I ran about 120 molecular dynamics simulations of elongated rods of molecules (these took about a month last year, and I collected lots of statistics about the runs). I imposed random pulse wave initial conditions on the rods, and then I observed the rods vibrating by capturing statistics of the molecular count, velocities, kinetic and potential energies in about 20 slices of each rod for 8 or so periods of wave oscillation. I have an ODE which is designed to emulate these 20 statistical averages through time. The ODE depends on inferring quantities like exact length of the rod, an exact timescale that depends on density of the rod, and a value for a certain diffusion coefficient in the ODE which depends on temperature, and observational size and the specifics of the crystal structure of the rod (taken to be random).

In the FULL inference you’d want to fit the 20 velocities for each rod (120 rods) across all the time points (I have maybe 1000 time points I think). So let’s say each evaluation of the likelihood takes solving 120 sets of 40 dimensional ODEs giving evaluations at 1000 time points, and involves potentially around 1200 unknown parameters. In the version I actually carried out for my dissertation it was much reduced, along the lines of ABC methods in which the wave energy was used as an approximately sufficient statistics.

All this to determine something about how thermal noise induces wave dissipation and how that dissipation scales with the size of the object.

This is more or less what I’d call a “small” problem. For a “big” problem, like say tomography of the earth’s crust from seismic observations, you might have a few thousand earthquakes each arriving at a few hundred observation stations, along paths parameterized by a hundred coefficients in a series parameterization which travel through a rock structure parameterized by a thousand coefficients. So let’s say potentially a couple million or 10 million parameters. These would all be more or less nuisance parameters except for the thousand rock structure parameters.

I don’t think the dimensionality is the problem in the big science problems. Though in the kind of exoplanet finding application that David Hogg is up to, there are 20K stars under observation for years and a fairly complicated model for periodicity to see if you see planets obscuring the star’s brightness. So that’s pretty large.

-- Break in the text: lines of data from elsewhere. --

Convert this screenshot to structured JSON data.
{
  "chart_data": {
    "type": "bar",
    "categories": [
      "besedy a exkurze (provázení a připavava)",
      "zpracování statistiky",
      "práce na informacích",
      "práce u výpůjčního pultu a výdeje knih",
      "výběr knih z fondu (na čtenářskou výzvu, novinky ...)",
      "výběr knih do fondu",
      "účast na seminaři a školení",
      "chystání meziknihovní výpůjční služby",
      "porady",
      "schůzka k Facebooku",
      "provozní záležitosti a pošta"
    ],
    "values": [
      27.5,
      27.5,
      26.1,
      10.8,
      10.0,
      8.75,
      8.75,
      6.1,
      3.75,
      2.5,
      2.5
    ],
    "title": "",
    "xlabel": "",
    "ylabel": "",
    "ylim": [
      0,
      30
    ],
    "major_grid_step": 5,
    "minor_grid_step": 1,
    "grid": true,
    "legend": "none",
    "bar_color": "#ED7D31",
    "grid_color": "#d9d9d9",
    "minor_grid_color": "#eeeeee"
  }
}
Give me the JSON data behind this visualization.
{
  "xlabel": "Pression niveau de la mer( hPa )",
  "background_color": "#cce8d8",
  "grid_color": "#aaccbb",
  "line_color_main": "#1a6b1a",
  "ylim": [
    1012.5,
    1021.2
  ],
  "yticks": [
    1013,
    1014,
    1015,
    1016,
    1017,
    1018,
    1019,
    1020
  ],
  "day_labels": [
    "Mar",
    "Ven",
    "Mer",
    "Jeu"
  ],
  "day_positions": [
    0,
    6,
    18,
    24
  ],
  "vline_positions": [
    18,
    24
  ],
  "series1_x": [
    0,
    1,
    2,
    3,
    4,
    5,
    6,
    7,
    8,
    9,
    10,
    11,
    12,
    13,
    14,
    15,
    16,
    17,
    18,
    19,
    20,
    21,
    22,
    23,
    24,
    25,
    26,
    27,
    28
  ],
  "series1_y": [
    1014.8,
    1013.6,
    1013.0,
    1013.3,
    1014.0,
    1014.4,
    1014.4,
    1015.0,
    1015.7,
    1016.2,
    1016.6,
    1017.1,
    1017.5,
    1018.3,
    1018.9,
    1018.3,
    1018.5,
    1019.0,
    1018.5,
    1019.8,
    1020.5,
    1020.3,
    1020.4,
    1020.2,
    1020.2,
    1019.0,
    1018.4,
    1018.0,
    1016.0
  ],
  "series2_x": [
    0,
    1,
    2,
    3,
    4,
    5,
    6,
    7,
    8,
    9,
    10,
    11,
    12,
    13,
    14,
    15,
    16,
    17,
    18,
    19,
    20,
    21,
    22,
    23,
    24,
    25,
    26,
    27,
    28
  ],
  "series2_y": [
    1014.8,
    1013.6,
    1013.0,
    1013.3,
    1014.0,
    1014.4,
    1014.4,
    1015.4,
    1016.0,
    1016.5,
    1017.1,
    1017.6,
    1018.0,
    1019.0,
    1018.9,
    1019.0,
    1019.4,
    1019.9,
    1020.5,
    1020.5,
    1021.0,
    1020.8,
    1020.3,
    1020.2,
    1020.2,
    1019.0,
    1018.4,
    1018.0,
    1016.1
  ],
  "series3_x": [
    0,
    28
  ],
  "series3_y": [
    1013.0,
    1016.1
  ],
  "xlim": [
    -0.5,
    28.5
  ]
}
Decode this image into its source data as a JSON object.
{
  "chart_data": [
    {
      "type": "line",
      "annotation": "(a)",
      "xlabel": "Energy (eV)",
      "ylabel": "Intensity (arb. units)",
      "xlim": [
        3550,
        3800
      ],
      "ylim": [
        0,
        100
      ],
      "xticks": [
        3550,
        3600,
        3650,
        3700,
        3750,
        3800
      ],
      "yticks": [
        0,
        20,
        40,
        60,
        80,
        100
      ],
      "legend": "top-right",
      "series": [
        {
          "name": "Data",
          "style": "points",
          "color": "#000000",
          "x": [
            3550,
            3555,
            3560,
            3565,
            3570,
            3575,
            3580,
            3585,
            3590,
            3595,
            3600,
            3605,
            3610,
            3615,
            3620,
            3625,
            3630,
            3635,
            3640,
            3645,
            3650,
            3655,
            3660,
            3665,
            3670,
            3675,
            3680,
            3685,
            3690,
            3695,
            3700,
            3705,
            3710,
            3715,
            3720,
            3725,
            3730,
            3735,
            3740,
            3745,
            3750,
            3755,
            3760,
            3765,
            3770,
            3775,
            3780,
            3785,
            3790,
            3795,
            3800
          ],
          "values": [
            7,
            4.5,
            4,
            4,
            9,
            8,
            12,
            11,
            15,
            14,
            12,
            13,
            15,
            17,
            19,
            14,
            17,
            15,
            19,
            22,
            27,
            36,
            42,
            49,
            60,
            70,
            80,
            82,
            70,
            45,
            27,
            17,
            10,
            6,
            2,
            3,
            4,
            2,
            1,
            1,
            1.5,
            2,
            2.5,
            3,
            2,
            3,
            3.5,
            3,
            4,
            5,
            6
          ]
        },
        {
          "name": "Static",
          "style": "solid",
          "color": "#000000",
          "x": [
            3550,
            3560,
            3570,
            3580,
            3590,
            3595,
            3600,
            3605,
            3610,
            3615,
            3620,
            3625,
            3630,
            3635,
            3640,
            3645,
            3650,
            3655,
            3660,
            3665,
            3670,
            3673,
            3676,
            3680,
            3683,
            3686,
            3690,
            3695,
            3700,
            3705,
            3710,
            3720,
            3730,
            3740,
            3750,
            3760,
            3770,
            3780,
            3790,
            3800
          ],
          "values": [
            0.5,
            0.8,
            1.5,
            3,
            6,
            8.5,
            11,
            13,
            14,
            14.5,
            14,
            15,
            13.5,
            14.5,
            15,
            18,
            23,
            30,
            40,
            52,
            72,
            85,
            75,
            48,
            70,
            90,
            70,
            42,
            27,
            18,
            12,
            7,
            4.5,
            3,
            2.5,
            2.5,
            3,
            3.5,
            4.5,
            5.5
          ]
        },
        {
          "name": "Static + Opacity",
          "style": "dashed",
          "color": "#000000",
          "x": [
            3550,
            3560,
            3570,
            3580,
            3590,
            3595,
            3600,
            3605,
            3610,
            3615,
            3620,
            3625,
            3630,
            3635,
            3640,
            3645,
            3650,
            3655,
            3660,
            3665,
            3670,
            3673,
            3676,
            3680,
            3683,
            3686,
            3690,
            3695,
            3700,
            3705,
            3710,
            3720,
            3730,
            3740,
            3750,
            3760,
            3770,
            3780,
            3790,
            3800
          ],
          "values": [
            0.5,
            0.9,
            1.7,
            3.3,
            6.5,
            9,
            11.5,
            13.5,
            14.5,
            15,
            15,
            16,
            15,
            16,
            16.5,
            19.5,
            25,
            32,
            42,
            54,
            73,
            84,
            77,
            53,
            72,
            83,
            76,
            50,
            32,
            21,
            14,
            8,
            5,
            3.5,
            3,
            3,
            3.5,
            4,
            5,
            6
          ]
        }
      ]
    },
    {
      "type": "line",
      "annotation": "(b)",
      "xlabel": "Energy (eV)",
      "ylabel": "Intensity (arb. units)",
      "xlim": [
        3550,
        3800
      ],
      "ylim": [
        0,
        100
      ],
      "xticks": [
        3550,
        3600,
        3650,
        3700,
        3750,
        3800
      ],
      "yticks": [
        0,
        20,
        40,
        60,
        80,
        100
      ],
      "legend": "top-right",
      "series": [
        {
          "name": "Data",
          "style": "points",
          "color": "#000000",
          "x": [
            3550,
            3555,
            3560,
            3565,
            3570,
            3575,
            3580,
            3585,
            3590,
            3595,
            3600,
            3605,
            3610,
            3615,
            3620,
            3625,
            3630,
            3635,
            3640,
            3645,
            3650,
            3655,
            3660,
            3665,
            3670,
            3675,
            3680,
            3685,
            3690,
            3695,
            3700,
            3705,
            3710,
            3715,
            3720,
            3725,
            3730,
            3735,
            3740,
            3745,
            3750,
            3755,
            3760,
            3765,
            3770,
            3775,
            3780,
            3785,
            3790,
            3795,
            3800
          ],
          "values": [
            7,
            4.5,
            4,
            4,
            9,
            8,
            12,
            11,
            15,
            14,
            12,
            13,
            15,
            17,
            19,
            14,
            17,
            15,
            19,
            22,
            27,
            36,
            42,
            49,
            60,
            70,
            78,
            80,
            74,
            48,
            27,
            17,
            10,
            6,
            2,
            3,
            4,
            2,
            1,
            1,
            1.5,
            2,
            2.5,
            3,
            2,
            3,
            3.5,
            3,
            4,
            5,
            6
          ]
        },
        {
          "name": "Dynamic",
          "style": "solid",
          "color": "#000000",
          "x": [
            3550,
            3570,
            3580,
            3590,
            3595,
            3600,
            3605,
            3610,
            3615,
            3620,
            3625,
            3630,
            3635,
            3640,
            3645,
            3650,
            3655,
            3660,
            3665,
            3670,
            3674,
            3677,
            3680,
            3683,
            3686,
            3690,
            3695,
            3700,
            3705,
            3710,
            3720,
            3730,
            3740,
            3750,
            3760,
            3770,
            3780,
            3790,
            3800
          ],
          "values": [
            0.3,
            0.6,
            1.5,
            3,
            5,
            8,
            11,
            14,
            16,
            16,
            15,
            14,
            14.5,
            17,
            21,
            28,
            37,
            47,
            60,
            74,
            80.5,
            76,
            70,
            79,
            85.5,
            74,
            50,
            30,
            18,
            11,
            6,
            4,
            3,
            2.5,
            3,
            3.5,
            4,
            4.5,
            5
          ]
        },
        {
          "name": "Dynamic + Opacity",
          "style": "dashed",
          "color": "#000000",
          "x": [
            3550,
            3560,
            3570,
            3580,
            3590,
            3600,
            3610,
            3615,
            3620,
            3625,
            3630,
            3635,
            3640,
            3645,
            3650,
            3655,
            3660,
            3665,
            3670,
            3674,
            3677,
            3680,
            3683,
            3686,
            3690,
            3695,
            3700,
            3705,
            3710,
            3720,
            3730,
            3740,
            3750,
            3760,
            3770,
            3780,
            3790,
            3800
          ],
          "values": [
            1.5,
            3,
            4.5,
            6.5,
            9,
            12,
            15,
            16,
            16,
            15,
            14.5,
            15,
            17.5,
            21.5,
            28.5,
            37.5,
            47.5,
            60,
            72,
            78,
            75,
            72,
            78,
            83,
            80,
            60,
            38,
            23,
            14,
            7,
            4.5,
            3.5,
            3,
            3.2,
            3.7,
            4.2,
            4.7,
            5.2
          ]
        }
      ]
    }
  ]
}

For the kinds of things we’re working on, latent parameterizations in the thousands or tens of thousands are not uncommon. For instance, running IRT on a large number of students nested in schools for a decent number of questions can quickly yield thousands of parameters. But nobody’s trying to fit covariance on them all! So it’s just O(K), not O(K^2).

Bob: “I don’t think the dimensionality is the problem in the big science problems.”

As Einstein put it: “If I had an hour to solve a problem I’d spend 55 minutes thinking about the problem and 5 minutes thinking about solutions.”

Search engine optimisation: if you think “BUGS” is hard to search for, you must never have needed help with “R”!